Comment analysez-vous les réactions d’une grande part du monde politique suite aux propositions de Ségolène Royal, au-delà des enjeux de la campagne électorale ?
Les termes ont leur importance. S. Royal n’a pas parlé de conférences ou d’ateliers citoyens mais de « jurys populaires », permettant d’instaurer « une surveillance sur la façon dont les élus remplissent leur mandat ». Il lui est donc reproché à la fois de vouloir faire juger les élus et de puiser dans un vocable démagogique avec le terme « populaire ». De nombreuses déclarations reviennent sur les sans-culottes. Pour les élus, la proposition de Royal renvoie au traumatisme de 1793, niant la légitimité acquise depuis deux siècles par la démocratie représentative.
Cela dit, si on ne parle pas de crise du système de la démocratie représentative, il y a bien une crise de la représentation. Aujourd’hui la démocratie représentative est quasiment réduite au mandat électoral, avec l’effacement des corps intermédiaires (Église, syndicats). Et la nature du mandat a changé : le rôle de l’élu n’est plus la représentation des intérêts de la population auprès de l’État mais la conduite de projets. Depuis une trentaine d’années, la légitimité des élus est dans l’action. C’est donc dans ce contexte qu’il faut poser la question de l’articulation avec la démocratie participative. Il ne s’agit d’ailleurs pas d’opposer deux systèmes, mais bien de pratiques participatives dans le système démocratique français. D’ailleurs, S. Royal positionnait bien ces jurys par rapport à l’action des élus, donc sans proposer que les uns remplacent les autres.
Dans cette perspective, pourquoi les élus se sentent-ils menacés par la participation des citoyens à la vie politique ?
Dans notre travail d’enquête pour la CNDP, il est ressorti que les élus évaluent ces pratiques en fonction des risques qu’elles représentent pour leur mandat. La participation crée un risque maximum pour un élu dans la mesure où son issue lui échappe. Ils lui préfèrent la démocratie de proximité. Les permanences largement proposées à leurs concitoyens illustrent cette préférence. Bertrand Delanoë propose une forme modernisée de ces pratiques avec des bilans de mandats.
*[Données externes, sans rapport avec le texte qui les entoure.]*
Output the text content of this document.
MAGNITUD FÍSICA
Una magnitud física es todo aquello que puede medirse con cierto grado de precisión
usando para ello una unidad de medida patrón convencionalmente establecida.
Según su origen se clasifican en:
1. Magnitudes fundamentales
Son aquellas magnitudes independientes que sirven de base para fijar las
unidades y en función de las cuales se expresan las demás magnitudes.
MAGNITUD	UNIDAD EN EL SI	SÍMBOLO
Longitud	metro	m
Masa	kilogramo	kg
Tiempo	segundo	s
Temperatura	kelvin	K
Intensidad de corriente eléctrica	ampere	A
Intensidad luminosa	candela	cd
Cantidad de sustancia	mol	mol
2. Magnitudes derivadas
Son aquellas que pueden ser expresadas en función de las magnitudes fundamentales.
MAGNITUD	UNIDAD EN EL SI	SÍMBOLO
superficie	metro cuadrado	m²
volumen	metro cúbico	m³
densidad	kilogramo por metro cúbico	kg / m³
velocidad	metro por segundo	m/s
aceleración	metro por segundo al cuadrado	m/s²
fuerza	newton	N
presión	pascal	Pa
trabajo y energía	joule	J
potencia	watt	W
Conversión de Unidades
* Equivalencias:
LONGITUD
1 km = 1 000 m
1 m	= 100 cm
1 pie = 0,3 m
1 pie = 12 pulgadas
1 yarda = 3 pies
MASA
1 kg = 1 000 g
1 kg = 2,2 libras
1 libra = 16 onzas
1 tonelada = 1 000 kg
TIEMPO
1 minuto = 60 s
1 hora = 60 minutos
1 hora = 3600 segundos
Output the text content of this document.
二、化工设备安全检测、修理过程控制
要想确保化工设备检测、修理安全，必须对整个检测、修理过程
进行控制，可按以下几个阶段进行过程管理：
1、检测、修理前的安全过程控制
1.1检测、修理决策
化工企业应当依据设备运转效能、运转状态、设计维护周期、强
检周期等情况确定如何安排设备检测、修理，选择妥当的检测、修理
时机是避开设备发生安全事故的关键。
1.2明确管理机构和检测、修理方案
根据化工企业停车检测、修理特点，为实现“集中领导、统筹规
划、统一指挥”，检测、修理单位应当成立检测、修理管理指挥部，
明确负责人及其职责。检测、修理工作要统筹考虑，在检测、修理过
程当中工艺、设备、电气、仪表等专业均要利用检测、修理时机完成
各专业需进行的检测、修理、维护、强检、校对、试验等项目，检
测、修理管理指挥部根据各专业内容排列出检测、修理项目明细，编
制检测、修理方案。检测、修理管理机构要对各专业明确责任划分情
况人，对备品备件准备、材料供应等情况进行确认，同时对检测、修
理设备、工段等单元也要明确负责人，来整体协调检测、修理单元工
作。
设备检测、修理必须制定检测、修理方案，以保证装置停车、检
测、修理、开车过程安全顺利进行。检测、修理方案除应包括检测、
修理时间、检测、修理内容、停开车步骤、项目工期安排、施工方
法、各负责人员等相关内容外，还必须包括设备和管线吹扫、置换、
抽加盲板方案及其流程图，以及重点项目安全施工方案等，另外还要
Il s’agit bien de parler de ce qu’il a fait mais pas de la participation de la population à la définition de ses projets. Les conseils de quartier, mis en place par la loi Vaillant sur la démocratie de proximité en 2002, peuvent aussi se voir limités à une démarche de proximité, plutôt que de participation.
La mise en débat est ainsi perçue par les élus comme une prise de risque. L’enjeu consiste alors à le réduire, grâce à différents dispositifs : assurer une masse critique de participants ou d’associations « amis », réduire le champ du débat pour botter hors sujet toutes les revendications gênantes. Un autre dispositif souvent utilisé est le renvoi : un intervenant sera remis en place pendant la réunion puis invité par la suite à une rencontre bilatérale. Il s’agit de bien signifier que ce n’est pas lors des débats que les choses se règlent mais dans le bureau de l’élu.
Quel bilan faite vous des pratiques participatives chez les élus ?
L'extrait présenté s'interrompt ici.